Il decreto di riforma della governance è allo stadio iniziale. Ci lavora Monti, come premier e azionista della Rai nel suo ruolo di ministro del Tesoro. Ci lavora Corrado Passera, che ha la delega delle Comunicazioni. Potrebbero muoversi già nelle prossime settimane. Se è vero, com´è vero, che l´attuale vertice Rai scade il 28 marzo. E se hanno pensato in queste ore di applicare al Senato lo “schema” provato la scorsa settimana alla Camera. Dopo una lunga trattativa, il governo decise di accogliere a Montecitorio gli ordini del giorno per bloccare il beauty contest sulle frequenze digitali. Quei testi furono approvati e neanche 24 ore dopo Passera annunciò il blocco del bando che regalava nuovi canali a Rai e Mediaset. Stavolta l´esecutivo ha pensato di cavalcare un ordine del giorno presentato al Senato da Luigi Zanda (Pd) nel quadro della manovra con il quale si chiedeva di commissariare l´azienda o di cambiare radicalmente «l´assetto gestionale». L´ordine del giorno alla fine si è perso nel calderone delle proposte presentate in commissione e non è stato esaminato. Monti e Passera però sono pronti ad andare avanti.

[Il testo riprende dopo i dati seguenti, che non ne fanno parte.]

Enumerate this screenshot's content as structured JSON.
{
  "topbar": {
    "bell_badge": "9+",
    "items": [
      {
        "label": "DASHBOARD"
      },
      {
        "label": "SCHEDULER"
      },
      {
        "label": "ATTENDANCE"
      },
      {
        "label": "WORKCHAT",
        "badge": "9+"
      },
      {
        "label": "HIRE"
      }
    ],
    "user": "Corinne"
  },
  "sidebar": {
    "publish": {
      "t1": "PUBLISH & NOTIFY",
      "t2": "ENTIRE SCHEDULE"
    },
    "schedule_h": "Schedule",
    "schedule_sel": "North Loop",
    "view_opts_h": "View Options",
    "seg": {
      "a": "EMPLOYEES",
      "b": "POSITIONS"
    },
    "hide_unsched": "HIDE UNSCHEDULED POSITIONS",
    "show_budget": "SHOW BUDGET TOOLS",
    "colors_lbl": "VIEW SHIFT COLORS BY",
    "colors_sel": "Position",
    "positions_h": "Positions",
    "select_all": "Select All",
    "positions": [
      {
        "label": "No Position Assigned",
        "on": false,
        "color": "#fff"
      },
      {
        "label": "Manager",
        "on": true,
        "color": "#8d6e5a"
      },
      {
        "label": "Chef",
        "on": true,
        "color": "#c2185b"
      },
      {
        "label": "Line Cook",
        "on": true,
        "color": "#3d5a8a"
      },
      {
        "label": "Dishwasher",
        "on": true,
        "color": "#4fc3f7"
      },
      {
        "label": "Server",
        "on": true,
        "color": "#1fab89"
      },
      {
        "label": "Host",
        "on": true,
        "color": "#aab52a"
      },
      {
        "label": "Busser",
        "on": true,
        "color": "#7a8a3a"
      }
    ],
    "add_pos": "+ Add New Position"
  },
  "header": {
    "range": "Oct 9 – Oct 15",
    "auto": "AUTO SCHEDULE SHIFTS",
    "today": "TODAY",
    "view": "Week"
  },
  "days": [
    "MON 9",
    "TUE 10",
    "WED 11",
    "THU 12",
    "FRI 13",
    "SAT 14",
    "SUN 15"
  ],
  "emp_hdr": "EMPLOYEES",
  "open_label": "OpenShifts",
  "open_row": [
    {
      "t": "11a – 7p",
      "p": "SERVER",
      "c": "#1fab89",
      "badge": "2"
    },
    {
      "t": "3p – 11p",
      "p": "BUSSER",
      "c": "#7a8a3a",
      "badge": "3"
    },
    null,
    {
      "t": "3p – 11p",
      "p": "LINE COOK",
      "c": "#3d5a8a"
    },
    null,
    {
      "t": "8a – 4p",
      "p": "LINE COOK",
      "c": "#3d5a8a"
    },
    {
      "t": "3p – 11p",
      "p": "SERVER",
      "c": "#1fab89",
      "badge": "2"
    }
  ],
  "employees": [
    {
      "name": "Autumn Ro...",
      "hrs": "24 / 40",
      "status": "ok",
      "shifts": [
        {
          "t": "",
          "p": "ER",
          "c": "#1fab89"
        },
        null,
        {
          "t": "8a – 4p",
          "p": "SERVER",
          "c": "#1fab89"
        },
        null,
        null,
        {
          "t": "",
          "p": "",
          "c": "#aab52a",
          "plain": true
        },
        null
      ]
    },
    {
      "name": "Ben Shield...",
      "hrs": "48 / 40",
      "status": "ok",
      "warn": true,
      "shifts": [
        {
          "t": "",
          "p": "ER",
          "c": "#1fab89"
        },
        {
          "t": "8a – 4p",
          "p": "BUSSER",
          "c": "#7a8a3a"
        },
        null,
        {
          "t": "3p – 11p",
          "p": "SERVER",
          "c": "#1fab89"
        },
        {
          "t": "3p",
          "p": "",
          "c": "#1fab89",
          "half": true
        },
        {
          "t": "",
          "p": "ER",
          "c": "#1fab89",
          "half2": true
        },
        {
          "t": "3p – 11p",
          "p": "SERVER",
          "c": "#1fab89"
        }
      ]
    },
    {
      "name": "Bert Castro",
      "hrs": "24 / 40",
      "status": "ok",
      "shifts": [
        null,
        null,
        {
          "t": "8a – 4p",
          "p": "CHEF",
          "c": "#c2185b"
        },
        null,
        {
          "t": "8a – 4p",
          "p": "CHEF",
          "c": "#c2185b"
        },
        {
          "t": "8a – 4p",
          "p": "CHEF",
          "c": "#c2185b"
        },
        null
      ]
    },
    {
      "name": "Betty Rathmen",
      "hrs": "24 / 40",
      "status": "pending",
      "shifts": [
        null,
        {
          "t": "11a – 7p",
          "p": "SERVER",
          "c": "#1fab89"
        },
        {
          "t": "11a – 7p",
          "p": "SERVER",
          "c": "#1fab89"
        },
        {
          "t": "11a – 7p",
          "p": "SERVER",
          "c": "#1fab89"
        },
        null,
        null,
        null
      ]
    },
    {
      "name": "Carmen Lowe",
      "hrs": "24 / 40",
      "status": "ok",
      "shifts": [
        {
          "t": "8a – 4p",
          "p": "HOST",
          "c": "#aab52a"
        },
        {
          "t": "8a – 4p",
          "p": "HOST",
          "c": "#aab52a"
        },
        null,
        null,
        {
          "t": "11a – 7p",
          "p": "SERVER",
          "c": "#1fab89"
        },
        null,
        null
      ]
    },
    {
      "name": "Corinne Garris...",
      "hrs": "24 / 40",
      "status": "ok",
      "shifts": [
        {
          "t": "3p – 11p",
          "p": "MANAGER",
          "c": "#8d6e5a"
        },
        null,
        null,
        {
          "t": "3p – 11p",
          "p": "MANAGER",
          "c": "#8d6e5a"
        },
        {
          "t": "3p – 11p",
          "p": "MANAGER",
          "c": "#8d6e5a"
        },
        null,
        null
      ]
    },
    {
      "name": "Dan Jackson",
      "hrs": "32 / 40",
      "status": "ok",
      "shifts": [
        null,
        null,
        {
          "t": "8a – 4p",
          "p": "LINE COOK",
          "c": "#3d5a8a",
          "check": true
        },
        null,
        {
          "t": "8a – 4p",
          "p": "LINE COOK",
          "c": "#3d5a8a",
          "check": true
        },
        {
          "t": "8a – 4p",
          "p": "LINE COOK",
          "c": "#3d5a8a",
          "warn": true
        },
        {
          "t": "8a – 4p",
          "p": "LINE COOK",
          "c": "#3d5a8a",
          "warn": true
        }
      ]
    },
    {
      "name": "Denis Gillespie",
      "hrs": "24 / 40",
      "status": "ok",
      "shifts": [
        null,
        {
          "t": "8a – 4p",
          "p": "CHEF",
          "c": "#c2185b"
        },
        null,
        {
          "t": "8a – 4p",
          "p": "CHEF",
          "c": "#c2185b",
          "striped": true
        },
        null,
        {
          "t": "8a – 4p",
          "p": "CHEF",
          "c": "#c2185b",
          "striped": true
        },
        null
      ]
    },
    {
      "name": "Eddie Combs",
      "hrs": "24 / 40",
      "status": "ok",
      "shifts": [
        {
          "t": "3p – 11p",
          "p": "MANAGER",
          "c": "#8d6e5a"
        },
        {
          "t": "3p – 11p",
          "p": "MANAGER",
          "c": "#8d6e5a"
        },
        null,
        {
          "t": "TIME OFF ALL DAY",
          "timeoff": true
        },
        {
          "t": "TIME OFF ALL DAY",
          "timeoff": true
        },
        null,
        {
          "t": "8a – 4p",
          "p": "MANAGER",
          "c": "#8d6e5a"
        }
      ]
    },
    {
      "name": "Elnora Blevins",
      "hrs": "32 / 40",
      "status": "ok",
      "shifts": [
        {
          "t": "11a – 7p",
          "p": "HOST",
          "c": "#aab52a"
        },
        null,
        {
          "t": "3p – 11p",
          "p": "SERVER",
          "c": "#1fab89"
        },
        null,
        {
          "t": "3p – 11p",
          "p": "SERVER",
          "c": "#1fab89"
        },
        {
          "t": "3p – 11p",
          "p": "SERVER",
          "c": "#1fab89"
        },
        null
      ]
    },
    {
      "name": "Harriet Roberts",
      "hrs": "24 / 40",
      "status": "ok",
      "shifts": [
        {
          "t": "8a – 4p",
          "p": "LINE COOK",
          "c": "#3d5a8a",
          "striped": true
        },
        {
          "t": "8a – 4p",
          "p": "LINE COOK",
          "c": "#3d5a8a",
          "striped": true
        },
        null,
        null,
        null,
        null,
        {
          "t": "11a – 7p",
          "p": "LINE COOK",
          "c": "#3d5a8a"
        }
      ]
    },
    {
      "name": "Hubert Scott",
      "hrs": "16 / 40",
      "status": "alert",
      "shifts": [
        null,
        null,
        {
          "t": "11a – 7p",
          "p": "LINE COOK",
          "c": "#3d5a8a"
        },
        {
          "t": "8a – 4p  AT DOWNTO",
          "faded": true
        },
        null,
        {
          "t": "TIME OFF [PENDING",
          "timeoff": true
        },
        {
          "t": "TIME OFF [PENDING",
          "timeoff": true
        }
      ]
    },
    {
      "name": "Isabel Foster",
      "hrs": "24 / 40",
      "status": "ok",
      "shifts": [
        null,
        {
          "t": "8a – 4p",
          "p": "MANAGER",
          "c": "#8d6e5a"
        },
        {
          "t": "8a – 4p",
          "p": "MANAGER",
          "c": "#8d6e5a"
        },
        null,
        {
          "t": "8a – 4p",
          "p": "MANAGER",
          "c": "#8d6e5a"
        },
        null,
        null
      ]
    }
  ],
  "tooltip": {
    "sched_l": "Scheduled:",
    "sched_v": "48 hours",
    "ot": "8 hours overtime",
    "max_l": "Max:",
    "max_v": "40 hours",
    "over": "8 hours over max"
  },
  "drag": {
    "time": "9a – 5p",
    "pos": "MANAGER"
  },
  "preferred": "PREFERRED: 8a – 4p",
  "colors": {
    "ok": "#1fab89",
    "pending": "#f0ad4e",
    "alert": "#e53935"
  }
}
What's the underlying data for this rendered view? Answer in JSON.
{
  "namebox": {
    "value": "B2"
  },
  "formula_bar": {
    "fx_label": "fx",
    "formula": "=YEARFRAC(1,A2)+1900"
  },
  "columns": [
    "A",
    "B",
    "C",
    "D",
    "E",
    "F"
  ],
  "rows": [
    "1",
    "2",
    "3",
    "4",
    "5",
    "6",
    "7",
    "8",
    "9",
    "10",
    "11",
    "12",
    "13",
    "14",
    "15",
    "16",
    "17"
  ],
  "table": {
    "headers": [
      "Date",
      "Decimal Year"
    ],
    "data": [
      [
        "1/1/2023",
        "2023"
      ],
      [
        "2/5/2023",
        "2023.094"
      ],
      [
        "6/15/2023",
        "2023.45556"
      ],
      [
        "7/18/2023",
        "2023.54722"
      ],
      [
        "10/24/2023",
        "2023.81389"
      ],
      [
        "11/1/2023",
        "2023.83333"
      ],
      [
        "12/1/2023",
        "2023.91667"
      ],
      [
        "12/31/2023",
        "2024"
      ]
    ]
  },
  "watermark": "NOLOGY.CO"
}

La vera tentazione del premier è la privatizzazione. «Sarebbe la cosa migliore». Ma non c´è il tempo necessario e «mi rendo conto – è il ragionamento di Monti – che la politica vivrebbe questa scelta come un dito nell´occhio». Ma la Rai è nel mirino. L´intervento sicuro è quello sui conti. Si pensa a un minimo aumento del canone del 2012. La stangata già inferta ai cittadini consiglia però una certa cautela. Qualcosa comunque è stato fatto nella manovra di Natale. L´evasione delle società (alberghi, laboratori, bar, altri luoghi pubblici) viene colpita con una norma che inverte l´onere della prova. Saranno le imprese a dover dimostrare di non usare la tv. Intanto dovranno pagare il canone. Con questa misura si calcola un gettito di 70 milioni.
Il Tesoro interverrà anche sul patrimonio immobiliare della Rai. Si possono vendere il meraviglioso Palazzo Labia sul Canal Grande (sottoposto però a rigidissimi vincoli artistici), la sede di Viale Mazzini (che ha il problema dell´amianto), immobili a Torino. Ma il vero valore di mercato è nei ripetitori, “bottino” molto desiderato da tutti gli operatori delle telecomunicazioni. Su questi asset, l´azionista Monti imporrà all´azienda una cura dimagrante. Le dismissioni sempre annunciate nei piani industriali stavolta diventeranno obbligate. Il governo intende andare fino in fondo. Perché ancora più della governance il premier è preoccupato del “rosso” di Viale Mazzini: 320 milioni nel 2011. Solo un decimo del patrimonio complessivo della Rai, 3 miliardi. Ma il 2000 per cento in più di quattro anni fa quando era fermo a 16 milioni.